Existe-t-il un rythme inhérent à la femme ? Quelle est sa mission dans le monde ? Comment réconcilier le rythme féminin avec le rythme masculin ? Entretien avec Aude Suramy, Vice-Doyen de la Faculté de Philosophie de l’Institut catholique de Toulouse, organisatrice du colloque “Le temps de la femme” qui s’est tenu en juin.Aleteia : Existe-t-il un rythme propre à la femme ? Est-il reconnu et respecté dans la société actuelle ?

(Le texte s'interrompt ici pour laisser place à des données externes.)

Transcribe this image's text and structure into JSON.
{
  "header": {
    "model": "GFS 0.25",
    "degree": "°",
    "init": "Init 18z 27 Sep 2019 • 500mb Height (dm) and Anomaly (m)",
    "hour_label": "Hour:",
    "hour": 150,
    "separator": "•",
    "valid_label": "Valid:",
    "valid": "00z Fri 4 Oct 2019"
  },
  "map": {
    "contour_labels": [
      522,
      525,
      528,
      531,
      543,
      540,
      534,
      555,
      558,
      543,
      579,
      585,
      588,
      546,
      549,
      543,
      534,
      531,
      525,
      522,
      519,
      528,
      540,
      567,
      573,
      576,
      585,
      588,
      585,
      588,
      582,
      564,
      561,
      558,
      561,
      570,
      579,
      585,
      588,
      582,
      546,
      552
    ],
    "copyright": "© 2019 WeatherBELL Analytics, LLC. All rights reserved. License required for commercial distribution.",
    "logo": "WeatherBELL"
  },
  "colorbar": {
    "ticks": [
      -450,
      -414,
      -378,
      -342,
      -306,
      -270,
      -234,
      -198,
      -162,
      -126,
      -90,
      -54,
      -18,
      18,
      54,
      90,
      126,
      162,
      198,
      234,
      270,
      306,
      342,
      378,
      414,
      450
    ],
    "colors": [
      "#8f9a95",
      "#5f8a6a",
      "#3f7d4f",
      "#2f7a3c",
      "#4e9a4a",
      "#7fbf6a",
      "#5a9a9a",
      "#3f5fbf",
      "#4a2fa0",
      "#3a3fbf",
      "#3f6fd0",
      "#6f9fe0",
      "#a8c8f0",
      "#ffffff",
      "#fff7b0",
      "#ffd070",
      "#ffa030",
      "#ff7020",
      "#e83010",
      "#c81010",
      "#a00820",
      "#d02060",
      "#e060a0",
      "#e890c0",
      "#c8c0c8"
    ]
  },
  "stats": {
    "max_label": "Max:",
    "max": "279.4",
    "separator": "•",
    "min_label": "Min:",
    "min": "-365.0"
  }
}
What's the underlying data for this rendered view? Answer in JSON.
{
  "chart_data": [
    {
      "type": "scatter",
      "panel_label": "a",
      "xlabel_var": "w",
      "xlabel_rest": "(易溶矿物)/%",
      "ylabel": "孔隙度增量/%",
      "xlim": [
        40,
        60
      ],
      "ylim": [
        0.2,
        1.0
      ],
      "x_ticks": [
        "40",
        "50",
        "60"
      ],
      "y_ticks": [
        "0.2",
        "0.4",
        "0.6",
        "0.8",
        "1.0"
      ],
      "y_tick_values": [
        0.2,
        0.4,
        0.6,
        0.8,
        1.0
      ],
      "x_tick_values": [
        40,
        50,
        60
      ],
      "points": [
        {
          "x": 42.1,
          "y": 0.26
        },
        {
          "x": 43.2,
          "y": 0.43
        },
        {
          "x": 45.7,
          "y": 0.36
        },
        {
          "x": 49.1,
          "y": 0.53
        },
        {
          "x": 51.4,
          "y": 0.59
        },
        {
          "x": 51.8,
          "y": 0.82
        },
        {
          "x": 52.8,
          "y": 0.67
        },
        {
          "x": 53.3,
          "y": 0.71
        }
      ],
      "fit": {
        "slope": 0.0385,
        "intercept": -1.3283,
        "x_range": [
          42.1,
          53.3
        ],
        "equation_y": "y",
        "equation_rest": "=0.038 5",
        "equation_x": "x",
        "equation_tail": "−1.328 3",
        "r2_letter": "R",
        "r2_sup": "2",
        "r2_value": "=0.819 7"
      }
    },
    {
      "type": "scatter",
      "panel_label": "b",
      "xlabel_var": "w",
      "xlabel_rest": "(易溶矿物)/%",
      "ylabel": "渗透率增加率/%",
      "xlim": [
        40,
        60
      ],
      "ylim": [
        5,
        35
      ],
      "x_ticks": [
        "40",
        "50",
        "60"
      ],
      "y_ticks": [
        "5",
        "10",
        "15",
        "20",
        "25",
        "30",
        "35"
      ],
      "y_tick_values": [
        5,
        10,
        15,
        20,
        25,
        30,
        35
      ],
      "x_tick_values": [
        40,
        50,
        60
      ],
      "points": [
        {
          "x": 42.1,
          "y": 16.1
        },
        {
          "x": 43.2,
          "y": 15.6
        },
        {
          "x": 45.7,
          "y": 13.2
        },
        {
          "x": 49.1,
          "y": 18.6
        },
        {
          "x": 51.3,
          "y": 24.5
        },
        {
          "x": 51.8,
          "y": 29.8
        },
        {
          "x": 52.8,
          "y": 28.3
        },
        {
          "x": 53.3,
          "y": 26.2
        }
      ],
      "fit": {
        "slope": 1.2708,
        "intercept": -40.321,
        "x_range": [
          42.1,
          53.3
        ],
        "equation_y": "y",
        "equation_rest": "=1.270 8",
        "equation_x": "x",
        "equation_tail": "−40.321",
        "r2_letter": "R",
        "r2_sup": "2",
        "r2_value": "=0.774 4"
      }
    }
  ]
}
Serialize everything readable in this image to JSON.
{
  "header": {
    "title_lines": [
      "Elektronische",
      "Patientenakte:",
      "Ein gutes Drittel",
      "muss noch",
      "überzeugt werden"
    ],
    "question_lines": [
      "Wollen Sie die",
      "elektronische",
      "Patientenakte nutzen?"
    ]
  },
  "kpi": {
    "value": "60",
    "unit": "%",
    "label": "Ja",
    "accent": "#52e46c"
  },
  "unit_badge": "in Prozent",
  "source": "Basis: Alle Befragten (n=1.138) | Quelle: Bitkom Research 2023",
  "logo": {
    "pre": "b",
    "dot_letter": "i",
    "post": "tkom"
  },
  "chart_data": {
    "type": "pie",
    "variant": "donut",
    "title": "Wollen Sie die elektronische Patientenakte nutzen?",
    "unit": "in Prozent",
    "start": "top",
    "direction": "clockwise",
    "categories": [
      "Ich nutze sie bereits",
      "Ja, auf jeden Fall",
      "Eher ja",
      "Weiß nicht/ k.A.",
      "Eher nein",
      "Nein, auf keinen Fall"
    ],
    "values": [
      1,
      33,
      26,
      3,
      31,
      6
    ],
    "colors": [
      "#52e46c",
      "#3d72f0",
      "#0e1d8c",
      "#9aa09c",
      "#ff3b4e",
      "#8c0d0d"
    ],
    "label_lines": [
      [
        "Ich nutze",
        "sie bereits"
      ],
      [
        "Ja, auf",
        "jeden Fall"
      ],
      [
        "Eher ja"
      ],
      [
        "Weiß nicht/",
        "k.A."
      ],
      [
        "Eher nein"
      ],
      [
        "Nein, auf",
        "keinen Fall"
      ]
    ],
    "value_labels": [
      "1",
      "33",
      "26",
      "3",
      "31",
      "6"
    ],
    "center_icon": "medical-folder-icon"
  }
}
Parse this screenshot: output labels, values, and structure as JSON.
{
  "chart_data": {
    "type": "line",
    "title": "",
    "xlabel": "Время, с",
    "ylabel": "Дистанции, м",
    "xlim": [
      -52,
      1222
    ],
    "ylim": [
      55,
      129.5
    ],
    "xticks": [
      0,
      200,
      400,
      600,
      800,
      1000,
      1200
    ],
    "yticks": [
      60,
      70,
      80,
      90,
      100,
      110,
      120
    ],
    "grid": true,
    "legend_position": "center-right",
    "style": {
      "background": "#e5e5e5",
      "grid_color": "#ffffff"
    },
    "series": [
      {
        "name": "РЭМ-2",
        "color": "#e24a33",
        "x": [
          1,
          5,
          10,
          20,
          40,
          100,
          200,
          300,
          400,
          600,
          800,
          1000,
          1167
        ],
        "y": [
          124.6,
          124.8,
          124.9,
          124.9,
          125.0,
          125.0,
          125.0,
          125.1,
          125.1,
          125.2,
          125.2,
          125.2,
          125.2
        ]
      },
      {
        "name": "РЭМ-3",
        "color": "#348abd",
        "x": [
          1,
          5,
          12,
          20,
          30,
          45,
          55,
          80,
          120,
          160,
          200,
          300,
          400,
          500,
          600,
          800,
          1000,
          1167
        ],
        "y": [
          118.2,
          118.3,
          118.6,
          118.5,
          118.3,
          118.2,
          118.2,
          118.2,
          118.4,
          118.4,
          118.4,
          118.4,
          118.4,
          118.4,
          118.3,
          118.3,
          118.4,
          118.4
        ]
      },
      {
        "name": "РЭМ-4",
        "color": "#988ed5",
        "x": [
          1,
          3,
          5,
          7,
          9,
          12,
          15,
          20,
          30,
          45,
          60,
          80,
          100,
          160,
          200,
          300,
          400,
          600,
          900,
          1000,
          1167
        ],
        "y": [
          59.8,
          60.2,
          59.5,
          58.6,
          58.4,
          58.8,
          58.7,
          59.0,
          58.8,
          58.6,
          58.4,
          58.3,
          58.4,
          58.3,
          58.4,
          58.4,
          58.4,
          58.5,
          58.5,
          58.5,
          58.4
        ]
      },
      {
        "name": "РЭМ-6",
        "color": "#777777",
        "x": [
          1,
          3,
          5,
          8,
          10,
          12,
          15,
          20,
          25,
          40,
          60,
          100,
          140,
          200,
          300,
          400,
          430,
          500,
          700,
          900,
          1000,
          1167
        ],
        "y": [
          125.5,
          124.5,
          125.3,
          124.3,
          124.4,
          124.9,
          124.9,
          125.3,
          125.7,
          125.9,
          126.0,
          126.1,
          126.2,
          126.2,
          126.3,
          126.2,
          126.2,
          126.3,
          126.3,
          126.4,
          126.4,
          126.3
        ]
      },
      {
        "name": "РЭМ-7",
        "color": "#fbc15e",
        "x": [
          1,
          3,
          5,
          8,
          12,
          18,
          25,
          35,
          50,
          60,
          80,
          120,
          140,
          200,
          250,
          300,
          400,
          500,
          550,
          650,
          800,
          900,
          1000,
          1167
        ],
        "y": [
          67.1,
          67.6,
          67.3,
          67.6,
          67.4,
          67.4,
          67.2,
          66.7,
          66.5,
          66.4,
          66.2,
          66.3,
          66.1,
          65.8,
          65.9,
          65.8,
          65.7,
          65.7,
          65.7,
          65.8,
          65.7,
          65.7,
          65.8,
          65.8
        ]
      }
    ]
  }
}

Aude Suramy : Le rythme de nos sociétés occidentales est souvent frénétique et me semble s’exercer au détriment de l’épanouissement de la femme. Regardez autour de vous combien de femmes sont épuisées et stressées par la surcharge de travaux de toutes sortes. Elles sont très courageuses et ont une grande faculté d’adaptation. Ce n’est pas tant la lourdeur de la tâche qui semble faire obstacle à leur épanouissement — on les voit d’ailleurs porter avec une force inouïe des poids impressionnants. À mon sens, le problème vient davantage d’un rythme irrégulier et trop rapide. Je pense que les femmes pourraient être plus rayonnantes si elles prenaient ou si on leur laissait un peu plus de temps. Comme tout être humain, la femme se manifeste par et dans son corps.
Le langage de ce corps indique que son rythme est intimement lié à la réception du don et à sa transmission. C’est tout particulièrement visible dans l’acte conjugal mais cela vaut de manière générale pour toutes les dimensions de la vie féminine. Ce temps de la réception et de la transmission plus typiquement féminin, me semble être celui de l’écoute qui a besoin de calme et de silence, de l’accueil patient et profond de chaque chose et de chacun, d’un accueil dont le fruit mûrit au cours d’une longue gestation. La théologie du corps de saint Jean Paul II, mais également bien d’autres pensées, d’autres auteurs et d’autres sciences nous aident à le comprendre avec acuité. Il est capital que nous, femmes, puissions retrouver le génie de notre rythme pour le salut de nos familles, de notre société trop activiste et même pour le salut du monde.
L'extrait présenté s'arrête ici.